By Anthoney J. Andersen – Steroidal.com
When it comes to proper nutrition and diet, the way you prepare your food, is just as important as the ingredients they contain. If you’re someone who loves cooking stovetop meals, then it’s safe to say that you probably use some sort of non-sticking cooking oil.
One of the more common forms of oils used in foods is coconut oil.
But just how beneficial is coconut oil to your health, as opposed to vegetable, canola, or soybean oil?
Follow along, as we uncover the truth behind the coconut craze.
BACKGROUND
Coconut is the fruit of the coconut palm. The oil of the nut (fruit) is used is make medicine. Some coconut oil products are referred to as ‘virgin’ coconut oil. This often refers to the fact that the oil is generally unprocessed.
Like all fats, coconut oil is a blend of fatty acids. Coconut oil contains an unusual blend of short and medium chain fatty acids – primarily lauric (44 percent) and myristic (16.8 percent) acids. It’s this unusual blend that may offer some health benefits.
According to WebMD, coconut oil is used to help treat diabetes, chronic fatigue, Crohn’s disease, irritable bowel syndrome (IBS), Alzheimer’s disease, thyroid conditions, energy and boosting the immune system.
Previously disregarded by the health and wellness community for high saturated fat content, the sale of coconut oil has increased significantly in recent years. Coconut oil can be found in specialty health food stores and in most local grocery stores.
Manufacturers have been substituting other packaged oil products – like vegetable oil – for the healthier coconut oil. There have been claims that using coconut oil can help in the advancement of weight loss, and even slow the progression of Alzheimer’s.
“There is very limited information on disease outcomes,” said Dariush Mozaffarian, MD, researcher and co-director of the cardiovascular epidemiology program at Harvard Medical School and Harvard School of Public Health.
“All that has been studied well is the impact of coconut oil on cholesterol levels, and the findings are intriguing. However, we still don’t know if it is harmful or beneficial,” said Mozaffarian.
POSSIBLE BENEFITS
According to Medicalnewstoday.com (MNT), a randomized clinical trial was conducted, where 40 participants were given either two tablespoons of coconut oil or two tablespoons of soybean oil once a day for 12 weeks.

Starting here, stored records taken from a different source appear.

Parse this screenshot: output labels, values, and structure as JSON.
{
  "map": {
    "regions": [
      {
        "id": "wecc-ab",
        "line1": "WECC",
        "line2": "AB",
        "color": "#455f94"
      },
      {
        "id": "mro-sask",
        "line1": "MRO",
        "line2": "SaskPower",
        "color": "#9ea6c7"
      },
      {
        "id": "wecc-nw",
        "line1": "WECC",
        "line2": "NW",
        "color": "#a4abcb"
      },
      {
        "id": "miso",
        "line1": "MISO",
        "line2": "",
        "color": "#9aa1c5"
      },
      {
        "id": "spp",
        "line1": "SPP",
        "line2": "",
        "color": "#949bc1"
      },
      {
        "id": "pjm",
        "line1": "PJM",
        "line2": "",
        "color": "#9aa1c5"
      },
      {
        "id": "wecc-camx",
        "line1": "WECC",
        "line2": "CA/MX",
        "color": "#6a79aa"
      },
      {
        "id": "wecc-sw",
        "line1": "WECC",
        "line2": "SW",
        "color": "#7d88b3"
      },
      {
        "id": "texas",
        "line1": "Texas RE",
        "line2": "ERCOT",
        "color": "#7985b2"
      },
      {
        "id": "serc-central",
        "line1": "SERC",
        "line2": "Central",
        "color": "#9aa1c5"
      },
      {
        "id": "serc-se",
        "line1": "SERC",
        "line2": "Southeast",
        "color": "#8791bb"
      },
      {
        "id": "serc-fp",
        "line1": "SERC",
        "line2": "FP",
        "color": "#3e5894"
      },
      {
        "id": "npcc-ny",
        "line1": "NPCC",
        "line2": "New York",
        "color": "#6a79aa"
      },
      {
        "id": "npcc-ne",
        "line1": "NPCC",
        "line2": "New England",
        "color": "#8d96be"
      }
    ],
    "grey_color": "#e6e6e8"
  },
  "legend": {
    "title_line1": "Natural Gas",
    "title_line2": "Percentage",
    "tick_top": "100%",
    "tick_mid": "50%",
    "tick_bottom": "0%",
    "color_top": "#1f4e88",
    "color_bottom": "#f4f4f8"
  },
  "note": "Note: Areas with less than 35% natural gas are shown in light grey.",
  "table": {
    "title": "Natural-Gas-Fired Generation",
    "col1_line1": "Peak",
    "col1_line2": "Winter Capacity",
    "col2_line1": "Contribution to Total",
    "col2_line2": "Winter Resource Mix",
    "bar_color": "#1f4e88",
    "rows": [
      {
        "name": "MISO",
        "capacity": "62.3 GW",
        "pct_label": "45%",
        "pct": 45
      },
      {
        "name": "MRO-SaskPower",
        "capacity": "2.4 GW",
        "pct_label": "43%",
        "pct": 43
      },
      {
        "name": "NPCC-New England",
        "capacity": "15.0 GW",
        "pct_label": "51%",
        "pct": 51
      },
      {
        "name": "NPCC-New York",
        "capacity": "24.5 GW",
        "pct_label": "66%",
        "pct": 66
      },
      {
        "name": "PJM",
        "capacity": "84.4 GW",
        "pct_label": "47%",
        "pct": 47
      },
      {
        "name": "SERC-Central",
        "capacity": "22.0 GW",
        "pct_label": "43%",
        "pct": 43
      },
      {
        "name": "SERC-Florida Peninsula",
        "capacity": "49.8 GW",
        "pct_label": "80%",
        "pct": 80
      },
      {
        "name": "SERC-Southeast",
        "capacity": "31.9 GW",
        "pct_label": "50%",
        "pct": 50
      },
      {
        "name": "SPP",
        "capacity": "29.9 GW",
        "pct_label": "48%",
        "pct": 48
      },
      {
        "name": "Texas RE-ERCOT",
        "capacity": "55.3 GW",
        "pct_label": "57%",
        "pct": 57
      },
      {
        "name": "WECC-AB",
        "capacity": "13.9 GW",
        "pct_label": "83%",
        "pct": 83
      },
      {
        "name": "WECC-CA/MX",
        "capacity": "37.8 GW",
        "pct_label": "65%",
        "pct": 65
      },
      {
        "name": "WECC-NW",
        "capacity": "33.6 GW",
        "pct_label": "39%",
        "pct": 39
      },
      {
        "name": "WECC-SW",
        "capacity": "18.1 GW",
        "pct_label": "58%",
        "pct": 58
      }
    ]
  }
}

During that time, researchers found that the soybean oil group saw their HDL level (good cholesterol) go down and their LDL level (bad cholesterol) go up. Both are indicators of an increased risk for cardiovascular disease.
On the other hand, the coconut oil group did not experience a significant change in their cholesterol numbers, but did have a higher HDL level.
COCONUT OIL AND DIABETES
According to the American Diabetes Association, 25.8 million children and adults in the United States (8.3 percent of the population) have diabetes. One of the most popular drugs for treating diabetes – Avandia – was pulled off the market in 2011, after a number of studies showed that the drug increased the risk of heart attacks among individuals with type 2 diabetes.
Fortunately, medical research is beginning to show that type 2 diabetes is an issue that can be reversed through proper diet, rather than the use of drugs.
According to an article on CNN.com, “Reversing Diabetes is Possible” by Val Willingham, restricting refined sugar, refined carbohydrates, and alcohol from one’s diet – while increasing healthy saturated fats – can reverse type 2 diabetes.
Willingham reported that replacing longer chain polyunsaturated fats – such as corn and soybean oil – with the saturated fat of coconut oil, can help reduce cravings for refined carbohydrates that contribute to insulin resistance.
Another benefit of coconut oil is that it has the ability to help stave off hunger. According to the National Institutes of Health, this may be related to the way the fatty acids in it are metabolized, because ketone bodies (chemicals that the body makes when there is not enough insulin in the blood and it must break down fat instead of glucose for energy) can have an appetite reducing effect.
According to a study by the Department of Psychiatry and Behavioral Sciences at Duke University Medical Center, varying amounts of medium and long chain triglycerides (MCT, LCT) were fed to six healthy men.
The study found that the men who consumed the most MCTs ate 256 fewer calories per day, on average. It was also discovered that those who ate the most MCTs at breakfast, ate significantly fewer calories at lunch.
CONCLUSION
Fats are an essential part of a healthy diet. However, the trick is to eat enough fat – not too much – and choose the best fats as often as possible.
According to the 2010 Dietary Guidelines, fats should make up 20-35 percent of total calories – saturated fats should be less than 10 percent. And even though coconut oil is a liquid, the Dietary Guidelines consider it to be a solid fat, that they recommend Americans reduce, along with added sugars.
“Foods that contain coconut oil are not usually nutrient powerhouses, so it is better to choose your saturated fats from foods that are nutrient-rich, like cheese and lean meats,” said Connie Diekman, Med, RD, and director of university nutrition at Washington University in St. Louis.
“As long as you keep the amount of saturated fat to less than 10 percent of calories, the choice is up to you.”